Fischer-Tropsch (FT) Uses gasification of biomass or municipal solid waste to produce syngas, which is catalytically converted into synthetic jet fuel.
Power-to-Liquid (PtL) An e-SAF pathway that combines captured CO₂ with renewable hydrogen through electrochemical and catalytic processes to produce synthetic hydrocarbons.
Power2X is developing a world‑scale e‑SAF production hub in Rotterdam using imported green methanol made from green hydrogen and biogenic carbon.

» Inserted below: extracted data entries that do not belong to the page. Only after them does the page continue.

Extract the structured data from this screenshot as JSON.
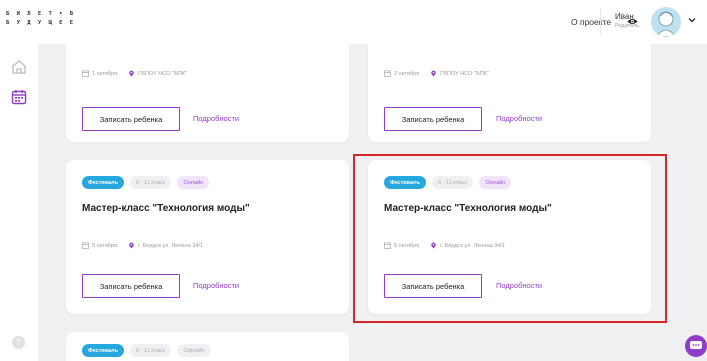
{
  "header": {
    "logo_line1": "Б И Л Е Т • В",
    "logo_line2": "Б У Д У Щ Е Е",
    "about_link": "О проекте",
    "user_name": "Иван",
    "user_role": "Родитель"
  },
  "icons": {
    "home": "home-icon",
    "calendar": "calendar-icon",
    "help": "help-icon",
    "eye": "eye-icon",
    "chevron": "chevron-down-icon",
    "chat": "chat-icon"
  },
  "colors": {
    "accent": "#8f3cc9",
    "festival_tag": "#26a7dd",
    "highlight": "#d32828"
  },
  "cards_top": [
    {
      "date": "1 октября",
      "place": "ГБПОУ НСО \"БПК\"",
      "enroll": "Записать ребенка",
      "details": "Подробности"
    },
    {
      "date": "2 октября",
      "place": "ГБПОУ НСО \"БПК\"",
      "enroll": "Записать ребенка",
      "details": "Подробности"
    }
  ],
  "cards_mid": [
    {
      "tag_type": "Фестиваль",
      "tag_grade": "6 - 11 класс",
      "tag_format": "Онлайн",
      "title": "Мастер-класс \"Технология моды\"",
      "date": "5 октября",
      "place": "г. Бердск ул. Ленина 34/1",
      "enroll": "Записать ребенка",
      "details": "Подробности"
    },
    {
      "tag_type": "Фестиваль",
      "tag_grade": "6 - 11 класс",
      "tag_format": "Онлайн",
      "title": "Мастер-класс \"Технология моды\"",
      "date": "5 октября",
      "place": "г. Бердск ул. Ленина 34/1",
      "enroll": "Записать ребенка",
      "details": "Подробности"
    }
  ],
  "card_bottom": {
    "tag_type": "Фестиваль",
    "tag_grade": "6 - 11 класс",
    "tag_format": "Офлайн"
  },
  "help_label": "?"
}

Designed to be a major driver of Europe’s e‑SAF supply, the facility targets more than 250,000 tonnes per year of synthetic, non-fossil aviation fuel.
We’re delivering early engineering services, including a Class III estimate and preliminary design, to help define the optimal execution strategy for FEED and execution phases shaping this complex energy-transition project. Our work involves applying proven technical knowledge to reduce risk, improve CAPEX certainty and secure a robust schedule.
The hub will support compliance with ReFuelEU Aviation regulations and is projected to supply 40 percent of Europe’s e‑SAF volumes.
Critical success factors in scaling SAF – and how we address them
Every SAF project faces shifting economics, regulations, technology, and feedstock. Addressing these challenges early is the key to building resilient strategies and keeping progress on track.
Business case clarity Scenario planning, demand outlooks and sensitivity modeling to build decision‑ready economics.
Funding confidence Levelized‑cost analysis, CAPEX/OPEX ranges and risk registers to support lenders and investors.
Cost and schedule predictability Class III estimates and stage‑gate planning; execution strategies aligned to supply‑chain and permitting realities.
Risk allocation frameworks Tailored models across owners, licensors, EPC and off‑takers; commercial terms mapped to delivery risk.
Technology choice Comparative assessments (TRL/FRL, feedstock fit, carbon intensity, scale) and licensor engagement.
SAF pricing and off‑take Contract structures matched to pathway and region; integration with airline/ off‑taker requirements.
Feedstock availability Supply‑chain mapping, logistics studies and sustainability metrics to secure volumes and carbon profile.
Policy and compliance Monitoring of mandates and incentives; pathways aligned to ASTM and regional frameworks (e.g. ReFuelEU).
Our SAF experts
1. What is sustainable aviation fuel (SAF)?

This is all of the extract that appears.